Monday, May 27, 2013
Odd Corners: Van Gieson, Evans, Shen
Eel Mansions #1, by Derek Van Gieson. This one was a bolt from the blue. I was familiar with Van Gieson from his work in the anthology Mome; I found the "Devil Doll" serial he drew (but did not write) to be a mostly incoherent mess as it tried to mash up war comics and horror. This comic is a far crazier and more successful attempt at combining supernatural, autobio, kid's comics, spy genre stories and action stories into one delirious stew. Van Gieson's dark and moody art mimics 50s horror in much the same way that Dan Clowes does: importing the strangeness of it without also importing the cliches. The story follows a diverse cast of characters as they all seek their individual goals. There's the former head of a Crowleyean cult, reduced to doing magic tricks at auto shows, who is recruited by a shadowy government agency to do one last job, because his family might still be alive. There's the dumb rookie spy who badly flubs his first assignment but lucks into a treasure trove of information. There's the boozy cartoonist whose wacky Moomintroll-inspired minicomic touches on Pink Floyd and her own alcoholism, along with her best pal who draws disgusting horror comics. There are assorted monsters, killers and agents with unknown allegiances and McGuffins like the demon-stopping power of mayonaise. Van Gieson's Tove Janssen mimicry is impressive and funny; indeed, his comic timing is sharp as it takes the reader through any number of surprises. Van Gieson manages to blend a lifetime's worth of influences into one heady brew that is enjoyable as an individual entry as well as part of what will hopefully be an equally frantic whole.
Stumpy and the Living Stone, by James Evans. This is a full-color effort about a poor pigeon missing several toes and how this happened. Evans has an exceptionally crisp line and a bold but restrained color sense, which gives this mini the feel of a children's story, up until things become horrible. (Example: a mouse Stumpy befriends accidentally gnaws on one of his toes). That tension between cute and horrible is what drives this comic, along with the pigeon's confusion as to why all the food went away (which leads this once-successful pigeon to ruin, as his family abandons him and children find a new dad they like better). This is a great sad-sack story with an open ending, so I suspect Evans will be back to heap more abuse on his hapless protagonist with the same level of skill and precision.

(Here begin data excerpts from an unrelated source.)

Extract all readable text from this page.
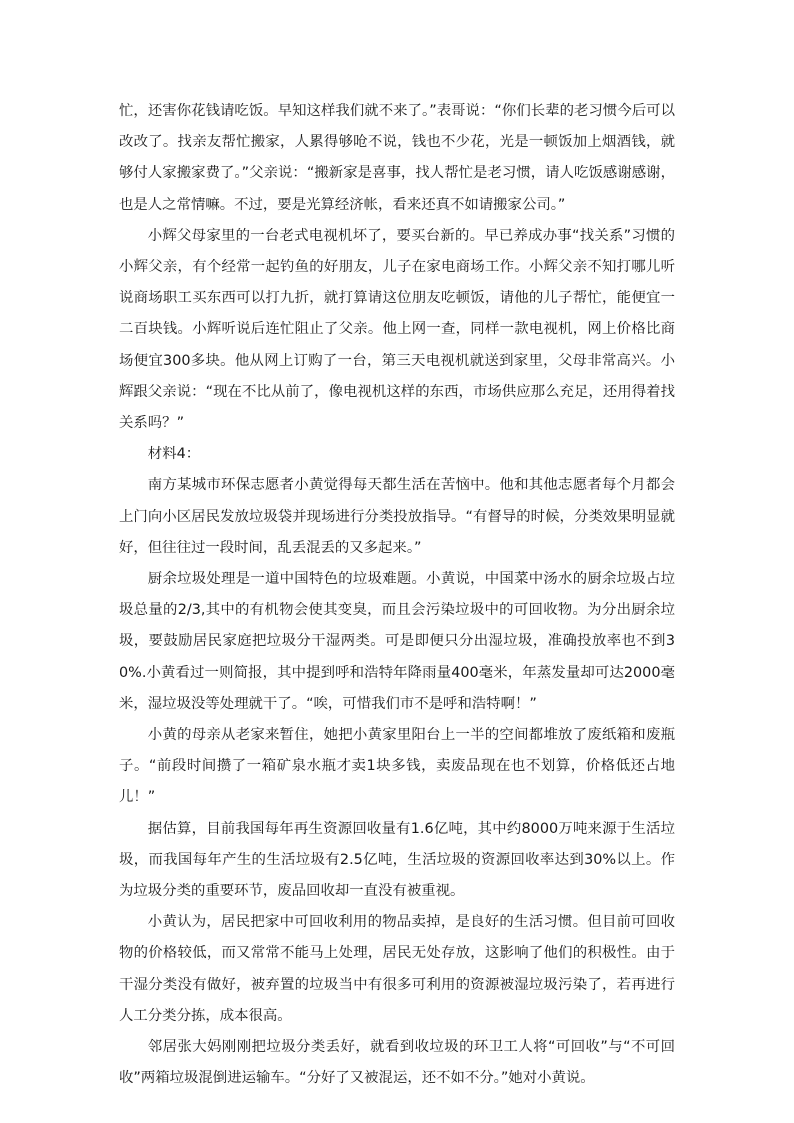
忙，还害你花钱请吃饭。早知这样我们就不来了。”表哥说：“你们长辈的老习惯今后可以改改了。找亲友帮忙搬家，人累得够呛不说，钱也不少花，光是一顿饭加上烟酒钱，就够付人家搬家费了。”父亲说：“搬新家是喜事，找人帮忙是老习惯，请人吃饭感谢感谢，也是人之常情嘛。不过，要是光算经济帐，看来还真不如请搬家公司。”

小辉父母家里的一台老式电视机坏了，要买台新的。早已养成办事“找关系”习惯的小辉父亲，有个经常一起钓鱼的好朋友，儿子在家电商场工作。小辉父亲不知打哪儿听说商场职工买东西可以打九折，就打算请这位朋友吃顿饭，请他的儿子帮忙，能便宜一二百块钱。小辉听说后连忙阻止了父亲。他上网一查，同样一款电视机，网上价格比商场便宜300多块。他从网上订购了一台，第三天电视机就送到家里，父母非常高兴。小辉跟父亲说：“现在不比从前了，像电视机这样的东西，市场供应那么充足，还用得着找关系吗？”

材料4：

南方某城市环保志愿者小黄觉得每天都生活在苦恼中。他和其他志愿者每个月都会上门向小区居民发放垃圾袋并现场进行分类投放指导。“有督导的时候，分类效果明显就好，但往往过一段时间，乱丢混丢的又多起来。”

厨余垃圾处理是一道中国特色的垃圾难题。小黄说，中国菜中汤水的厨余垃圾占垃圾总量的2/3,其中的有机物会使其变臭，而且会污染垃圾中的可回收物。为分出厨余垃圾，要鼓励居民家庭把垃圾分干湿两类。可是即便只分出湿垃圾，准确投放率也不到30%.小黄看过一则简报，其中提到呼和浩特年降雨量400毫米，年蒸发量却可达2000毫米，湿垃圾没等处理就干了。“唉，可惜我们市不是呼和浩特啊！”

小黄的母亲从老家来暂住，她把小黄家里阳台上一半的空间都堆放了废纸箱和废瓶子。“前段时间攒了一箱矿泉水瓶才卖1块多钱，卖废品现在也不划算，价格低还占地儿！”

据估算，目前我国每年再生资源回收量有1.6亿吨，其中约8000万吨来源于生活垃圾，而我国每年产生的生活垃圾有2.5亿吨，生活垃圾的资源回收率达到30%以上。作为垃圾分类的重要环节，废品回收却一直没有被重视。

小黄认为，居民把家中可回收利用的物品卖掉，是良好的生活习惯。但目前可回收物的价格较低，而又常常不能马上处理，居民无处存放，这影响了他们的积极性。由于干湿分类没有做好，被弃置的垃圾当中有很多可利用的资源被湿垃圾污染了，若再进行人工分类分拣，成本很高。

邻居张大妈刚刚把垃圾分类丢好，就看到收垃圾的环卫工人将“可回收”与“不可回收”两箱垃圾混倒进运输车。“分好了又被混运，还不如不分。”她对小黄说。
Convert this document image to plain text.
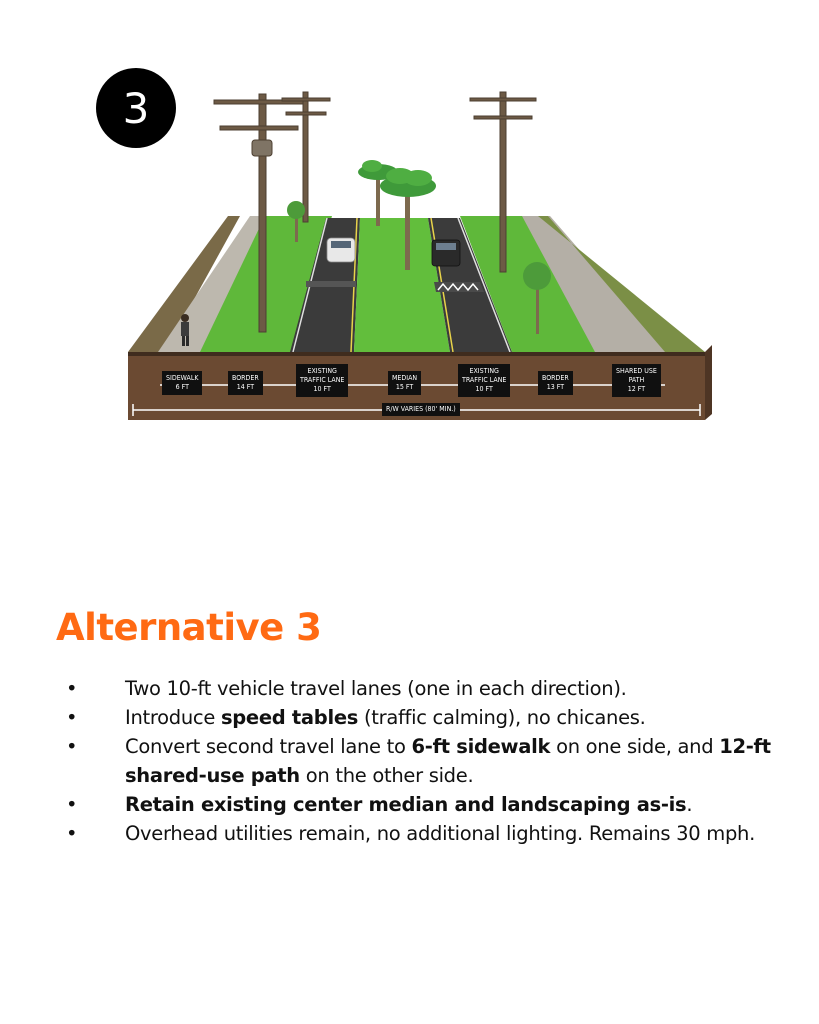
3
SIDEWALK
6 FT
BORDER
14 FT
EXISTING
TRAFFIC LANE
10 FT
MEDIAN
15 FT
EXISTING
TRAFFIC LANE
10 FT
BORDER
13 FT
SHARED USE
PATH
12 FT
R/W VARIES (80' MIN.)
Alternative 3
• Two 10-ft vehicle travel lanes (one in each direction).
• Introduce speed tables (traffic calming), no chicanes.
• Convert second travel lane to 6-ft sidewalk on one side, and 12-ft shared-use path on the other side.
• Retain existing center median and landscaping as-is.
• Overhead utilities remain, no additional lighting. Remains 30 mph.
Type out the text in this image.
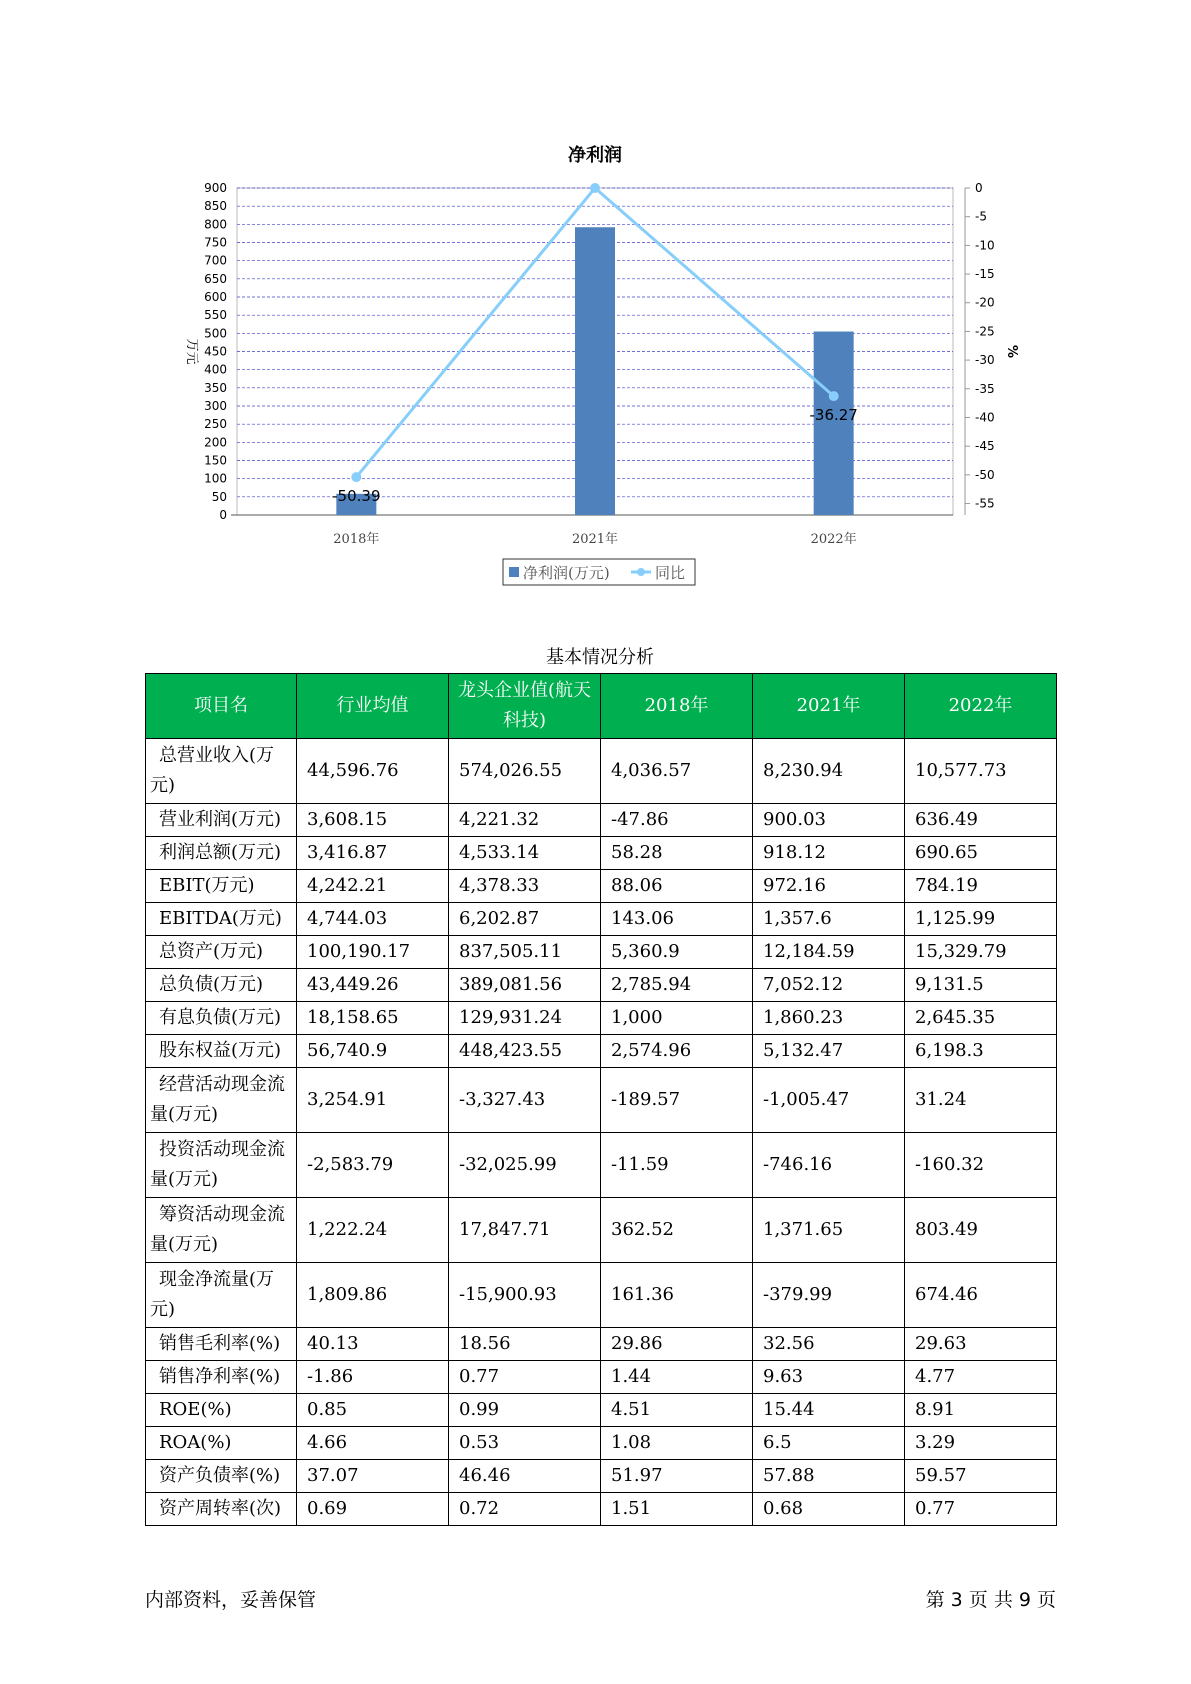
净利润
0
50
100
150
200
250
300
350
400
450
500
550
600
650
700
750
800
850
900	0
-5
-10
-15
-20
-25
-30
-35
-40
-45
-50
-55
万元	%
2018年	2021年	2022年
-50.39
-36.27
净利润(万元)	同比
基本情况分析
项目名	行业均值	龙头企业值(航天科技)	2018年	2021年	2022年
总营业收入(万元)	44,596.76	574,026.55	4,036.57	8,230.94	10,577.73
营业利润(万元)	3,608.15	4,221.32	-47.86	900.03	636.49
利润总额(万元)	3,416.87	4,533.14	58.28	918.12	690.65
EBIT(万元)	4,242.21	4,378.33	88.06	972.16	784.19
EBITDA(万元)	4,744.03	6,202.87	143.06	1,357.6	1,125.99
总资产(万元)	100,190.17	837,505.11	5,360.9	12,184.59	15,329.79
总负债(万元)	43,449.26	389,081.56	2,785.94	7,052.12	9,131.5
有息负债(万元)	18,158.65	129,931.24	1,000	1,860.23	2,645.35
股东权益(万元)	56,740.9	448,423.55	2,574.96	5,132.47	6,198.3
经营活动现金流量(万元)	3,254.91	-3,327.43	-189.57	-1,005.47	31.24
投资活动现金流量(万元)	-2,583.79	-32,025.99	-11.59	-746.16	-160.32
筹资活动现金流量(万元)	1,222.24	17,847.71	362.52	1,371.65	803.49
现金净流量(万元)	1,809.86	-15,900.93	161.36	-379.99	674.46
销售毛利率(%)	40.13	18.56	29.86	32.56	29.63
销售净利率(%)	-1.86	0.77	1.44	9.63	4.77
ROE(%)	0.85	0.99	4.51	15.44	8.91
ROA(%)	4.66	0.53	1.08	6.5	3.29
资产负债率(%)	37.07	46.46	51.97	57.88	59.57
资产周转率(次)	0.69	0.72	1.51	0.68	0.77
内部资料，妥善保管	第 3 页 共 9 页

Party Plans #2 by Zejian Shen. In Shen's crazy serialized stories, the shaggy dog aspect of her storytelling is also the substance of the series. That is, every turn that introduces a new character doing something strange isn't an aside from the thin main storyline, it's the structure that keeps it stable. After checking in with the brutish but sensitive Victor Volcano where he erupts with pleasure in a geological and physiological sense, most of the issue is spent examining the fate of Doraemon Disguise, aka Malcom Mouse-ears. He's a snooty subway-car operator who gives the cold shoulder to Betty Boulder, aka Vic's girlfriend. Shen's specialty is the silent transition scene, where she builds up suspense in the mudane on page after page of beautiful, warped and strange character designs. Most of the comic consists of Malcom's dread in knowing that Betty is going to do her best to get bloody revenge on him for his slight, and Shen's muscular & visceral character designs highlight flopsweat and terror in a manner that is hilarious. When she finally gets to that revenge scene, she goes to a full two-page spread to illustrate Betty's elbow crushing Malcom's cheek, and then following it up with an indignant "Asshole!". Shen's storytelling chops are rock-solid; she simply chooses to go in unexpected directions for uncertain periods of time, carrying the reader along. In the middle of the book, she inserts a list of charaters introduced to date, which serves both to help readers identify these characters on the fly as well as try to figure what they're doing. At the same time, she doesn't forget about the main plot, alluding to it at the beginning of the book and returning to it more explicitly at the end. Shen's comics are best enjoyed without that destination or plot in mind, allowing her detours and tangents to simply play out. I suspect she's going to get a lot more attention when her book with Retrofit debuts later in 2013.